Shannon Palus, a member of the Germantown Friends School Class of 2008 and a science writer and editor at Slate, Zoomed in to discuss her career, ethical issues in reporting and her writing process.
Students in the Upper School Journalism: Ethics and Activism elective at Germantown Friends School spent most of their first semester examining, discussing, and writing about ethical issues in the news through the lens of the COVID-19 pandemic, the election, and various other case studies involving privacy, transparency, and fairness. Visits by guest journalists gave their work an added “real world” perspective and urgency.
“It’s an incredible time to be teaching this course,” says Meg Cohen Ragas, a former magazine editor and the director of publications at GFS, who co-teaches the class with the English department’s Anne Gerbner. “The Black Lives Matter movement, the events of the November elections, and the global pandemic have personally impacted our students’ lives and have provided unparalleled material and situations for them to study ethics and pursue activism through journalism. Inviting working journalists to visit the class is the best way for them to see firsthand what a career in journalism looks like.”
On Monday, Dec. 14, Shannon Palus, a member of the GFS Class of 2008 and a science writer and editor at Slate, Zoomed in to discuss her career, ethical issues in reporting and her writing process.

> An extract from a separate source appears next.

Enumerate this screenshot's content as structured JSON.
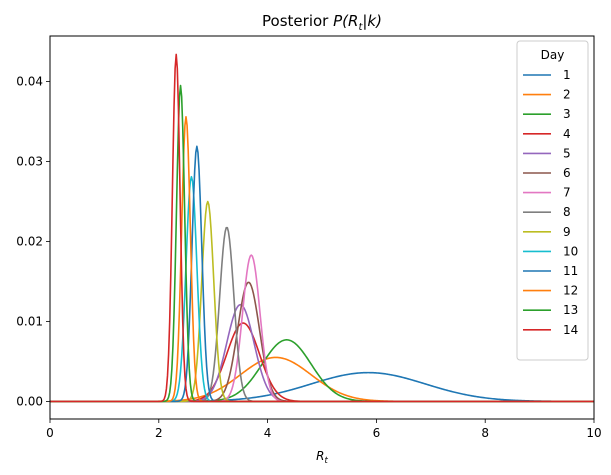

Although Palus didn’t contribute to the student newspaper when she was at GFS, she recalled the freeing experience of being in Gerbner’s eleventh grade English class and realizing that there was a lot more to writing than the five-paragraph essay.
Palus also remembered taking Washington Post features writer Karen Heller’s Essentially English journalism course, where Heller instructed the students not to major in journalism in college.
“She told us to major in something else, join the student paper, and then write about that,” Palus shared. “She also told us that if we wanted to make a living as writers, we should go into journalism.” (Heller visited the Ethics and Activism class earlier in the fall.)
Palus heeded both pieces of advice, studying physics at McGill University in Montreal and writing for student publications, then pursuing a freelance journalism career after graduation. She worked as a fact checker (“It allows you to follow in the footsteps of more experienced writers”) and contributed to publications such as The Atlantic, Scientific American, Popular Science, and Wirecutter, a product review website (now owned by The New York Times), where she eventually spent two years as a staff writer. “It made me think about how science journalism can apply to the world,” Palus said. After two years of reviewing everything from Dyson hair dryers to compression socks, she moved on to her current position at Slate.
During her class visit, Palus discussed three of her articles and answered many questions, ranging from how long it takes her to write a story (anywhere from an hour to a few days), how social media has impacted journalism, and what she likes most about working at Slate.
“I wanted to get back to a place of writing in my own voice,” she shared. “I had something I wanted to say.”